“Do not require of your work the finish that anyone may demand of you, but insist on the finish which you demand.

It will not do to have your fine thought yesterday, and paint your picture today.

Good painting is a result of effort to obtain order, and the order must go to all the sides of the canvas. Thus serene dignity, static repose, vitality, action, variety and the various states of life can be suggested.

Moonsets

In America, or in any country, greatness in art will not be attained by the possession of canvases in palatial museums, by the purchase and bodily owning of art. The greatness can only come by the art spirit entering into the very life of the people, not as a thing apart, but as the greatest essential of life to each one. It is to make every life productive of light—a spiritual influence.

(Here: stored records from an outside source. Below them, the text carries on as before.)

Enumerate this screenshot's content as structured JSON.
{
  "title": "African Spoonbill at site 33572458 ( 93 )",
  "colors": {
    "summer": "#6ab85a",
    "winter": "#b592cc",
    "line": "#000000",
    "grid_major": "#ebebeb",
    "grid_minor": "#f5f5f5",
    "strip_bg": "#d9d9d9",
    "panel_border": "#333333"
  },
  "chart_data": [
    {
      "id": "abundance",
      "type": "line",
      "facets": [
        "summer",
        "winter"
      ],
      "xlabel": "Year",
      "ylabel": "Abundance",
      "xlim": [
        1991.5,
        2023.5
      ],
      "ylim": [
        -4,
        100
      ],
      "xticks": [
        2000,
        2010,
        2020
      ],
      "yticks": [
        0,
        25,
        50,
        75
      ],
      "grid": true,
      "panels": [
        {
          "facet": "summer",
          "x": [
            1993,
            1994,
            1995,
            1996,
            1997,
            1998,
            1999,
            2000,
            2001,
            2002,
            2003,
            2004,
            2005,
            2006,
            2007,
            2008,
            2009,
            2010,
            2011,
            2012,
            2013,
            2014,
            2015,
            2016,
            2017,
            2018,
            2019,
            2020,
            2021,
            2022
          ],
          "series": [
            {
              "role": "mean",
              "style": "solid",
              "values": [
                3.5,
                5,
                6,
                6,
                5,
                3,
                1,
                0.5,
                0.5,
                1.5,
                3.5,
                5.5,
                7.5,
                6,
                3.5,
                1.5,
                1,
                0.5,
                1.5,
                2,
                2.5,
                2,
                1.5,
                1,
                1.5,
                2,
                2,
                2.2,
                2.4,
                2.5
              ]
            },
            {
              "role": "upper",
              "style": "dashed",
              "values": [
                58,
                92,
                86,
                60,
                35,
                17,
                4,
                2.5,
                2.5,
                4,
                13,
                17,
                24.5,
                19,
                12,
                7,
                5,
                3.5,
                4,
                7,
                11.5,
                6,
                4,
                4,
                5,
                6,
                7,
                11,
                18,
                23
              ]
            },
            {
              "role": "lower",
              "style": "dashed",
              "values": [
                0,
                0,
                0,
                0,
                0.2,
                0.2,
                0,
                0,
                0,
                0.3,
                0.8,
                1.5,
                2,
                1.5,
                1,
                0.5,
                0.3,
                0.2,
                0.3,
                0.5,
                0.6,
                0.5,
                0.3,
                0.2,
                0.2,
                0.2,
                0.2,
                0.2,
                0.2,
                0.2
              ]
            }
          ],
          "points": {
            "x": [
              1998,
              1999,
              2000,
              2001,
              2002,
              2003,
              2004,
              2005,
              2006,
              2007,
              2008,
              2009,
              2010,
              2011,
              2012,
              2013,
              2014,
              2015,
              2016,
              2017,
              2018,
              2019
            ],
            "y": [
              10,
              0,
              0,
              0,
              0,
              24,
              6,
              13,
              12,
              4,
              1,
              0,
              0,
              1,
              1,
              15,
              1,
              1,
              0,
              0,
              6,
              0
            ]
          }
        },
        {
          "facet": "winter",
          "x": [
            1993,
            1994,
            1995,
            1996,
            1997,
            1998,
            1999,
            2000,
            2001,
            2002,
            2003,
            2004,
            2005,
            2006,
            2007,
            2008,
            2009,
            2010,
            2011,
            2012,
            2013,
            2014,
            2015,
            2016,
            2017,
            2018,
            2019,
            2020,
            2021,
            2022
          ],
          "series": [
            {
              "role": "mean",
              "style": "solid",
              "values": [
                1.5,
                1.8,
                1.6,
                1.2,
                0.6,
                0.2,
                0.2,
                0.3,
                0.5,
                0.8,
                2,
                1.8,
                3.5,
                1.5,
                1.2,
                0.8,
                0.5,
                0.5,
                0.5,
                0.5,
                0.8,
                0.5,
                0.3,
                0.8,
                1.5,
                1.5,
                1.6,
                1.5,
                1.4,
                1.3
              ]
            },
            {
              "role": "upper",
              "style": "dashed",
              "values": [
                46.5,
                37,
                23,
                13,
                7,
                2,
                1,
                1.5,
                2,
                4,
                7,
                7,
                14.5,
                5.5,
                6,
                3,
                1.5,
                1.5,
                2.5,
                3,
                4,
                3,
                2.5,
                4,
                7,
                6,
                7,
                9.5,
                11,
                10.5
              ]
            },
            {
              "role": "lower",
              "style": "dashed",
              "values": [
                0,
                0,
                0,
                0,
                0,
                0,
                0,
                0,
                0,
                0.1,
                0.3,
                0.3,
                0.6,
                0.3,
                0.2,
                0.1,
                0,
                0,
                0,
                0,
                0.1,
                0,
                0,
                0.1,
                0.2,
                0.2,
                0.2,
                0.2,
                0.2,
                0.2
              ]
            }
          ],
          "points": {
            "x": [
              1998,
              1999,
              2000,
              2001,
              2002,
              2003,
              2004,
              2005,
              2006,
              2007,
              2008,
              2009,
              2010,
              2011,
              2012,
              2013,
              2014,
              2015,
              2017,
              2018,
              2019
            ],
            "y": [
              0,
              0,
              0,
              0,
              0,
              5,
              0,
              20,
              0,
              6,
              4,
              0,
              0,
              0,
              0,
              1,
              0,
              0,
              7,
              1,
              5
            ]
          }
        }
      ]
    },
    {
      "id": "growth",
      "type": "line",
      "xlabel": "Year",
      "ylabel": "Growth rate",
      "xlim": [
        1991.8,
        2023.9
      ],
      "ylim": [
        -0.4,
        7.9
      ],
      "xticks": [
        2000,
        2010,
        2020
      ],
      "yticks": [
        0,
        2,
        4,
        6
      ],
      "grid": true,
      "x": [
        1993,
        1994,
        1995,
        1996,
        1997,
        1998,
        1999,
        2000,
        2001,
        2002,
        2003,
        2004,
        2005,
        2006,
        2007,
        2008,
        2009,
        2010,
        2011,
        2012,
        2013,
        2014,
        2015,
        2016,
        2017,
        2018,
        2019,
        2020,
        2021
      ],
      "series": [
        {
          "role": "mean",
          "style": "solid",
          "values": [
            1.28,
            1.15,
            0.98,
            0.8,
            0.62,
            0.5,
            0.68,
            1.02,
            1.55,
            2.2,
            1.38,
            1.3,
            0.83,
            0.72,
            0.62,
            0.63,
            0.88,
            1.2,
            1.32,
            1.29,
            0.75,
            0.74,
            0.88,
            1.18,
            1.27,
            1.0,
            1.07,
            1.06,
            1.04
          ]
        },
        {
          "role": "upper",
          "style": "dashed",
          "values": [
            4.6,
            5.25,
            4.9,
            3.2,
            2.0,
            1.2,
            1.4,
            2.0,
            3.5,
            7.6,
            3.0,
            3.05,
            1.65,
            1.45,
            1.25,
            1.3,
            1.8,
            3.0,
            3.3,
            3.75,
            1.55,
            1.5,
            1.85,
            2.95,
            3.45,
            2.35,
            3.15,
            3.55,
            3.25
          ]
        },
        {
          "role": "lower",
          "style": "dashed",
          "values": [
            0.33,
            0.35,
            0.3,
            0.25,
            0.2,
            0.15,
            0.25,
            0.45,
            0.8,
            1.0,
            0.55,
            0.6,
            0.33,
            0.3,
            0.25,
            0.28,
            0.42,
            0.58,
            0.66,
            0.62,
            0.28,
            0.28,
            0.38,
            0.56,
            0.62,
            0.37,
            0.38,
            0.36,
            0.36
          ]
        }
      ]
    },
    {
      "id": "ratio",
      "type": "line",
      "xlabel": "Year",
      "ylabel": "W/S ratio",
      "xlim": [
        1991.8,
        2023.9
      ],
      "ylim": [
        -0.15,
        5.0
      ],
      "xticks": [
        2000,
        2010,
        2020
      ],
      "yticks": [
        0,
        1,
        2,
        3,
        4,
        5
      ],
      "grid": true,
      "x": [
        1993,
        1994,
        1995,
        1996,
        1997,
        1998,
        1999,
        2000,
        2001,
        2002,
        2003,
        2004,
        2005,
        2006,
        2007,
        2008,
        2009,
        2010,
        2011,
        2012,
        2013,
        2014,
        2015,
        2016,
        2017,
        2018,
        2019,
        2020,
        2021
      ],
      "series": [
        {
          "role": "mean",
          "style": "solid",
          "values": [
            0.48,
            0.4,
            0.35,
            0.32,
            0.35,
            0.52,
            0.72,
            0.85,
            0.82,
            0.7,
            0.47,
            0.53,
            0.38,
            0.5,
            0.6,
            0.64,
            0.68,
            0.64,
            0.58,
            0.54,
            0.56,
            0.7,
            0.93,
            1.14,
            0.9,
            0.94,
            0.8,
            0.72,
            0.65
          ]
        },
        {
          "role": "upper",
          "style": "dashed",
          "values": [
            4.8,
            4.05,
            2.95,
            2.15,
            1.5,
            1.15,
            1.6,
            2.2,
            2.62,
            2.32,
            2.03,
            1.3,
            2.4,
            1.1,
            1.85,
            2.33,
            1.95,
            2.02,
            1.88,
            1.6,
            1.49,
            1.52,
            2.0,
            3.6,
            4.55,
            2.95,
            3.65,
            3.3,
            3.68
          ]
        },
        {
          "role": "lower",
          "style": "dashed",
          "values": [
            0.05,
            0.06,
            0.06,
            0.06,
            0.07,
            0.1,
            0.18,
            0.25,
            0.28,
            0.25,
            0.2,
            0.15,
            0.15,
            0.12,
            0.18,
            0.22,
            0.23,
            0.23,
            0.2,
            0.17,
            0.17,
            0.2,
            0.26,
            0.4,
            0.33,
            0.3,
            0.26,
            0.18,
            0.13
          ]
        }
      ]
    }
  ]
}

It is to enter government and the whole material existence as the essential influence, and it alone will keep government straight, end wars and strife; do away with material greed.

What you need is to free yourself from your own preconceived ideas about yourself. It will take a revolution to do it, and many times you will think yourself on the road only to find that the old habit has possessed you again with a new preconception. But if you can at least to a degree free yourself, take your head off your heart and give the latter a chance, something may come of it. The results will not be what you expect, but they will be like you and will be the best that can come from you. There will be a lot more pleasure in the doing.

When you have made a sketch, close your box—walk away—then open your box. Maybe you will see that you have deflected from your original idea. What you have painted is not what seized you in the beginning—a vital impulse has been lost—go back and go after that first seizing idea—and refuse to be mastered by material things.

It is a mistake to think that spirituality is seen only through a mist.

There are some painters who deal with the play of light as the most graceful thing that exists.

The difficulty for us is to know what, or how we see material things, when we are seeing beyond material thing. If we could only know what we see, and paint what we see!

After all, the goal is not making art. It is living a life. Those who live their lives will leave the stuff that is really art. Art is a result. It is the trace of those who have led their lives.

The great revolution in the world which is to equalize opportunity, bring peace and freedom, must be a spiritual revolution. A new will must come. This will is a very personal thing in each one.

No line or form or color must change until you are compelled by the necessity of the structure you are making to change it.

Your questions are, “What is essential?” and “How shall the greatest economy be practiced?”

One of the curses of art is “Art.” This filling up of things with “decoration,” with by-play, to make them “beautiful.”

When we have attained a sense of the relative value of thing, we will need fewer things.

It takes a tremendous amount of courage to be young, to continue growing—not to settle and accept.

The most beautiful life possible, wherein there is no sordidness, is only attainable by effort. To be free, to be happy and fruitful, can only be attained through sacrifice of many common but overestimated things.”